IMG_7435My new favorite thing… rain barrels. They collect water from your gutters via the downspout and store it for later use. It is beneficial to the plants, which don’t need cold, treated tap water. Rain barrels also help you save money on your water bill, and re-use a resource that otherwise goes to waste.

I recently installed a rain barrel in my back yard. I am thrilled! My barrel holds 50 gallons, and originally held Greek pickled peppers. I plan to use it to water my wilting flowers, and keep the lawn more green than yellow. Mine cost $80 for the “blemished” barrel + $24 for the downspout diverter. I put it on a hose box, so the hose and the barrel are in one place, and to get more pressure from the elevated barrel.

The picture shows water rushing into the barrel, just minutes after we set it up. It took about 5 minutes in a heavy downpour for the barrel to fill, so it’s important to have a hose diverter to move the water away from the house. The downspout diverter I got is nice because when the barrel is full, I just close it and the water flows down the downspout as normal.

Make your own!
The Nature Center at Shaker Lakes is having a workshop in August on making your own rain barrel.

Tip of the day: Lower your thermostat 2 degrees in winter, and raise it 2 degrees in summer.


About Terra Milo

Terra Milo is Your Computer Girl. She believes that technology runs on energy, so when you're creating websites and emails, you are literally sending energy to your potential clients. Make sure that energy is confident, positive, and enlightening! Terra teaches coaches and entrepreneurs all the computer skills they need to launch their business and spread their mission in the world. From websites to newsletters to social media, she will empower you with skills and confidence so you can infuse your messages with inspiration and love.
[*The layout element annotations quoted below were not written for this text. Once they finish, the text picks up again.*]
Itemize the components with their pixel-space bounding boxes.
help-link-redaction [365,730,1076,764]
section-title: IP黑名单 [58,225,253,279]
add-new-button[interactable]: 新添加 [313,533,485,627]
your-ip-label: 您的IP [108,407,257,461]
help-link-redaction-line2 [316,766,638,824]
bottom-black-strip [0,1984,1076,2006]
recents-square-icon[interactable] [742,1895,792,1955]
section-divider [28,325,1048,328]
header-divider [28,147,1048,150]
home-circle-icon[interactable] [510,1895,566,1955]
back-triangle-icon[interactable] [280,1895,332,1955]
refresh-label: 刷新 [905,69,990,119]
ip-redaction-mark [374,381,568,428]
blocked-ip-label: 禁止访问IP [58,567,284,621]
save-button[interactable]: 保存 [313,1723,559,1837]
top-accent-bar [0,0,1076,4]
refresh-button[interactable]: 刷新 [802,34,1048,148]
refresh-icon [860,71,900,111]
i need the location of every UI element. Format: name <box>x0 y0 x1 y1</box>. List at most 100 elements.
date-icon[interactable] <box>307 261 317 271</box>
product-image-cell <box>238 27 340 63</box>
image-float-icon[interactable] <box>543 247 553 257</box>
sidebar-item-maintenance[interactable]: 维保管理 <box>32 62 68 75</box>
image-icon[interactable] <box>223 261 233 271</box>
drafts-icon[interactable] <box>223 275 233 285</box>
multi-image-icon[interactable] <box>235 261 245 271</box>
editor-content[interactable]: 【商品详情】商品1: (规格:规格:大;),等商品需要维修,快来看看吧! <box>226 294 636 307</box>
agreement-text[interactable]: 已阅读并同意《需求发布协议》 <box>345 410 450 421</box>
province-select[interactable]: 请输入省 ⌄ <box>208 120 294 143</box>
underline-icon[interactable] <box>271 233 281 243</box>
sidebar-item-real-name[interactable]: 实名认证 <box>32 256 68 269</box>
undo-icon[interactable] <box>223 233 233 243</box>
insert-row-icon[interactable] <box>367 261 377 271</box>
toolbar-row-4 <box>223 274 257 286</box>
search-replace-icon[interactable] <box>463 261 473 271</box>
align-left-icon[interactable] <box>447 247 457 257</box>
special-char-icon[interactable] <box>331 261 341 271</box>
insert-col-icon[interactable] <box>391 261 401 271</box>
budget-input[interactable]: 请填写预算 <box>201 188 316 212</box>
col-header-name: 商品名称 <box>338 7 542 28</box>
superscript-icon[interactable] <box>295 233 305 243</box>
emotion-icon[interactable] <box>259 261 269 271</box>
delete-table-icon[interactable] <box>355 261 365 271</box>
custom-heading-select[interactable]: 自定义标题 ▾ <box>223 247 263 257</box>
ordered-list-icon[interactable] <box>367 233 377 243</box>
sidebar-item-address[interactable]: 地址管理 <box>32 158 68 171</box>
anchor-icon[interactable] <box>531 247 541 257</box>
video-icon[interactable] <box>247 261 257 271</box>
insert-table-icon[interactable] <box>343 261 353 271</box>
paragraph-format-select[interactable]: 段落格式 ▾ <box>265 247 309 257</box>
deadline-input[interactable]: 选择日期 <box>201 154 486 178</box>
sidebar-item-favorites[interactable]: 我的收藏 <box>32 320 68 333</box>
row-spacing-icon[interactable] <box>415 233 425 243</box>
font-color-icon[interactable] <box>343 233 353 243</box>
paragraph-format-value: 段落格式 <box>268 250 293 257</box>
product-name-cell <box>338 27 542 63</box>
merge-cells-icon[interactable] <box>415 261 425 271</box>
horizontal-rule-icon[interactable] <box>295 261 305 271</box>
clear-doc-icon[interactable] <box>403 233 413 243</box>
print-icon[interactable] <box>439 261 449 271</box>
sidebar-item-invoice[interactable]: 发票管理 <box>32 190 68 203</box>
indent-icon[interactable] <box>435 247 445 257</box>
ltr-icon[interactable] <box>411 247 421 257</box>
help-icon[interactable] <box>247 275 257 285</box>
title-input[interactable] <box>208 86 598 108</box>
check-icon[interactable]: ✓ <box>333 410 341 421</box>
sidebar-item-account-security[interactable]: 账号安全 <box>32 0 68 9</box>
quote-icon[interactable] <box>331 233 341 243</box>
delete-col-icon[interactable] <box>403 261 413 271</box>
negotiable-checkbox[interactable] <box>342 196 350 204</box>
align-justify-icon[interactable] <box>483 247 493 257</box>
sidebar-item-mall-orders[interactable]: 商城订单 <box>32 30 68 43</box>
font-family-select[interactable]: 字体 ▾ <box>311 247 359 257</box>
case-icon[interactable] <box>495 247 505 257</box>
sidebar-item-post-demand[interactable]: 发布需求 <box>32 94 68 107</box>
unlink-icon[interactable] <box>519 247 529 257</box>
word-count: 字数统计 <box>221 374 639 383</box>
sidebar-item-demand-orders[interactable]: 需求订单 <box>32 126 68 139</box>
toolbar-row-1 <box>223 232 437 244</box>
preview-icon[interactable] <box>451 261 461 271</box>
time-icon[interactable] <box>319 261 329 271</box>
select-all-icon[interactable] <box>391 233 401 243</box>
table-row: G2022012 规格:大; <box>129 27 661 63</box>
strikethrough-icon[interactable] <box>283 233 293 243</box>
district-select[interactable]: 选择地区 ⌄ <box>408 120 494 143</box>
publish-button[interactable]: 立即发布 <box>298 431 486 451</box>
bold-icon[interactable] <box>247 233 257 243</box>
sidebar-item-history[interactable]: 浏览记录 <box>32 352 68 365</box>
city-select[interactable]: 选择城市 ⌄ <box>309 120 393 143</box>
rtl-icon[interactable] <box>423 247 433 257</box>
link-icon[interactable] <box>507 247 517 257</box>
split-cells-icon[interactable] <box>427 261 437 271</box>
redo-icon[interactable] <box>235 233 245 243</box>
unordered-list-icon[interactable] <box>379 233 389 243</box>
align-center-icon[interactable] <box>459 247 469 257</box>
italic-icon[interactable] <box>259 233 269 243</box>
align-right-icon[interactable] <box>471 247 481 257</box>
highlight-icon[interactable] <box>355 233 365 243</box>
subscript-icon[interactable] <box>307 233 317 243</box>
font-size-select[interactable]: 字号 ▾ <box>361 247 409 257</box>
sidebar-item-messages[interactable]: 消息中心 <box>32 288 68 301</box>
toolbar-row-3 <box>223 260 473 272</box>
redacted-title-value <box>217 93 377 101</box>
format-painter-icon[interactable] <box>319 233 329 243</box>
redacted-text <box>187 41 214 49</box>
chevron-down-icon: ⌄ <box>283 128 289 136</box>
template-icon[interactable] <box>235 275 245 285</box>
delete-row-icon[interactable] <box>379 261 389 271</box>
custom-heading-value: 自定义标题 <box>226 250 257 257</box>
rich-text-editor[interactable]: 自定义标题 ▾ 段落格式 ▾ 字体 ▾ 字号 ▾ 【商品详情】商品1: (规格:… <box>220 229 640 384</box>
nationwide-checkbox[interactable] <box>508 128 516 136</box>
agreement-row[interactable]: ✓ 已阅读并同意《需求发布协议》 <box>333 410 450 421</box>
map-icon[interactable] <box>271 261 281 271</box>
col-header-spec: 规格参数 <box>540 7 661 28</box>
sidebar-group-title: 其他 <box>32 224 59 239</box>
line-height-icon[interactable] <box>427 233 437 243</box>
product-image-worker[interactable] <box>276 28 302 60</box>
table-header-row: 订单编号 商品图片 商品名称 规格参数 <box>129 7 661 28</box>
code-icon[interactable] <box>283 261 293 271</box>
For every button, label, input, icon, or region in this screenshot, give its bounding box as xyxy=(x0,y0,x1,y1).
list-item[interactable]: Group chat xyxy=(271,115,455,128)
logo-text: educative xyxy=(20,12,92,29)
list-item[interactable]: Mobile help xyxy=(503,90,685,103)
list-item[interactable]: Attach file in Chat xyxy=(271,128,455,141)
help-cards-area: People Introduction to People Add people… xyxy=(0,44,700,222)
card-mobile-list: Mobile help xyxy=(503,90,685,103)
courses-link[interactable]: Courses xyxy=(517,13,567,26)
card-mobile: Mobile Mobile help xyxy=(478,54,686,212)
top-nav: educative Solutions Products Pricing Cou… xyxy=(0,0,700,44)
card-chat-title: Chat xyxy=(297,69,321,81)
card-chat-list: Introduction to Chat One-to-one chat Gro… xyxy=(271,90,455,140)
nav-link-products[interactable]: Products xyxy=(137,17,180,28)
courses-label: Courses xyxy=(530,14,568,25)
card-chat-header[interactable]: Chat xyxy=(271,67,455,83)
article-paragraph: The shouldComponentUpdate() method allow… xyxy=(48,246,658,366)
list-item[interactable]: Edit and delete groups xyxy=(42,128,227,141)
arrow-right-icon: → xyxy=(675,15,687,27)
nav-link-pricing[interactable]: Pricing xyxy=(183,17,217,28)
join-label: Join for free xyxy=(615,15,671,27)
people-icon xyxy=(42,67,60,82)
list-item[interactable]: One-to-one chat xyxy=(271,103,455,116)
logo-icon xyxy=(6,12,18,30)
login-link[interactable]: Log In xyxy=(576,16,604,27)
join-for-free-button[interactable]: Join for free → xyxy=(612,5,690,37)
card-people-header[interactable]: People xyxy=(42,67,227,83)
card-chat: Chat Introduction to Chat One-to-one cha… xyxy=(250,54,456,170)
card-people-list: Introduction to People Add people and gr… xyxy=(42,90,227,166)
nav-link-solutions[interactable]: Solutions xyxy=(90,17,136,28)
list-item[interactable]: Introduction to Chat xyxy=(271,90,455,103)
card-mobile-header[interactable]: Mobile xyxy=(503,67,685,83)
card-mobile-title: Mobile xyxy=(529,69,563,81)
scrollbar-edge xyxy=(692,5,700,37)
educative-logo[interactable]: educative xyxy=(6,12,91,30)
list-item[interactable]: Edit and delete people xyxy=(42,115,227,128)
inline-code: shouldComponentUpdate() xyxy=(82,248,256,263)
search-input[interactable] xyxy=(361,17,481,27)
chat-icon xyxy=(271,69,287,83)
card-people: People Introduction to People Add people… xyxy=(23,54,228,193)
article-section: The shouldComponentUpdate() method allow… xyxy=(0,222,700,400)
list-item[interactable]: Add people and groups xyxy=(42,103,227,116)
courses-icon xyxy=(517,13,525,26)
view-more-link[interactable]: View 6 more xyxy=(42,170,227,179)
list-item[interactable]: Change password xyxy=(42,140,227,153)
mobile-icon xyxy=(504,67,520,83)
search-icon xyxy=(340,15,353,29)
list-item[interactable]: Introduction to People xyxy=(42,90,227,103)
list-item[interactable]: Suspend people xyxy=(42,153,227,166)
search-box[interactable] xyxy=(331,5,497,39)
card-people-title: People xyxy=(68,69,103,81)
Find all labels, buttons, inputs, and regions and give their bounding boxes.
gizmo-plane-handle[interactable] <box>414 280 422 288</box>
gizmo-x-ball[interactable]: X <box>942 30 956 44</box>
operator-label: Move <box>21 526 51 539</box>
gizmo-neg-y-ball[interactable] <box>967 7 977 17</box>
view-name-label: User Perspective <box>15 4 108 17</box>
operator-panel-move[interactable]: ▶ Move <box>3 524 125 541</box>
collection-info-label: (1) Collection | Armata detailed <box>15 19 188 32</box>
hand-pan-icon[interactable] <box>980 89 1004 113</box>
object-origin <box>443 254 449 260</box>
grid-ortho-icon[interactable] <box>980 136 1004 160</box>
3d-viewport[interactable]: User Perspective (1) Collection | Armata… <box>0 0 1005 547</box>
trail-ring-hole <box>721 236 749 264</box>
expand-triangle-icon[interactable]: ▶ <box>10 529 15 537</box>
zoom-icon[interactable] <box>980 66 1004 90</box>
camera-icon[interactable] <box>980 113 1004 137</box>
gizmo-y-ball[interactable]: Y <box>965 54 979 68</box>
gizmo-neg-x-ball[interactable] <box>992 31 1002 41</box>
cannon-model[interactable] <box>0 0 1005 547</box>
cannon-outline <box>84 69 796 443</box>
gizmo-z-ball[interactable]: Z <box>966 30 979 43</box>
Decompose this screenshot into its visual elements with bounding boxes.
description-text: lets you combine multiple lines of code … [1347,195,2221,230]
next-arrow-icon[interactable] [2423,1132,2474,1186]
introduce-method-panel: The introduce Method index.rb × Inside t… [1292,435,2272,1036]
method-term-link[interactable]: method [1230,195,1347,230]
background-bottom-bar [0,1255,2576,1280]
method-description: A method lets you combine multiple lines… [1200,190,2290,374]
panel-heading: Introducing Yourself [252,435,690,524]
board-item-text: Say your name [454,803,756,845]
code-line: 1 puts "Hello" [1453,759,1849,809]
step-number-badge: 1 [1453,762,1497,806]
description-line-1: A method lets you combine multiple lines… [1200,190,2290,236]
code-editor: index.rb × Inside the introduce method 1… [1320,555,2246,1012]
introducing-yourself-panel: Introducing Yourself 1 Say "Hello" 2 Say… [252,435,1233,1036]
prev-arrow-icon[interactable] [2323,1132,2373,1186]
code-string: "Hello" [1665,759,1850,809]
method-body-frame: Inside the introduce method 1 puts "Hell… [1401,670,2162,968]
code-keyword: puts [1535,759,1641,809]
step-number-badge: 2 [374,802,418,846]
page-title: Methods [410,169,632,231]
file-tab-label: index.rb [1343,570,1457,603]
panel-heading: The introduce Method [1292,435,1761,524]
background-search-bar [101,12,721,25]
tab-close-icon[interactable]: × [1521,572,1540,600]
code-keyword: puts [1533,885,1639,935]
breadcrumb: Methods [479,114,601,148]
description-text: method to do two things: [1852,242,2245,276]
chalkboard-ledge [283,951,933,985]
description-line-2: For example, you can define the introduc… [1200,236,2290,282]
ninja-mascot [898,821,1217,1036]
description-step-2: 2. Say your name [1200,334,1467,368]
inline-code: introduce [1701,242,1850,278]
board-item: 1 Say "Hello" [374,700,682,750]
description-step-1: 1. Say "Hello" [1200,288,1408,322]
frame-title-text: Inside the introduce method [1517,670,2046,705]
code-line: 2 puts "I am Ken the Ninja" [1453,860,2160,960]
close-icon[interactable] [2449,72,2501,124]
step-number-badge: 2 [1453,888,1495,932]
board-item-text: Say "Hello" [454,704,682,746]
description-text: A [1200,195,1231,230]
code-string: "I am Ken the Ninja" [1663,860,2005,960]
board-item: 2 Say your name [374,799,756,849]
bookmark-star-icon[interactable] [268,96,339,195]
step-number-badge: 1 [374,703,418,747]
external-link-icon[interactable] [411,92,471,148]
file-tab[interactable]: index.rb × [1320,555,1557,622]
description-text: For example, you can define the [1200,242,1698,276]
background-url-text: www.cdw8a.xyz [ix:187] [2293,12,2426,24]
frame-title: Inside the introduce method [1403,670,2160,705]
7 thoughts on “My new Rain Barrel

  1. I should have mentioned… mosquitoes can’t get in there because it has a mesh top. If I notice a bug problem, I will pour a little vegetable oil in there so the mosquitoes can’t break the surface of the water.

  2. Terra, Mom here. I am so excited about your new blog. I love listening to politics and have many options but I just never seem to find the words to write it down. But, I like you love conservation! I have a rain barrel on the way here to my home in Sherwood, Oregon. It shipped yesterday, I can’t wait. It was so much fun to be able to be with you in Ohio last week to watch you set yours up and then see the first rain fall fill it up in less than 5 minutes, 50 gallons! I had a whopping $179. water bill this month! I have a new house with a Better Homes & Garden yard that soaks up water like no body’s business. I can’t wait to see how my rain barrel saves me on that.
    I must go now but I will be back to enjoy your upcoming blogs! love ya, mom

  3. Hi Terra,
    I think the rain barrell idea is awsome. I am going to try and get a barrell from a printing company that has plastic barrells from chemicals and use that for my barrell. Hopefully the chemicals can be washed out somy grass doesnt glow.
    Mike Szczukowski

  4. Sue,
    Those are great looking barrels. I had my barrel all summer and never had a mosquito problem. I read that mosquitoes are attracted to shallow water, not the deep water of a rain barrel. But hey, whatever people want to use to save water is great with me! Thanks for sharing.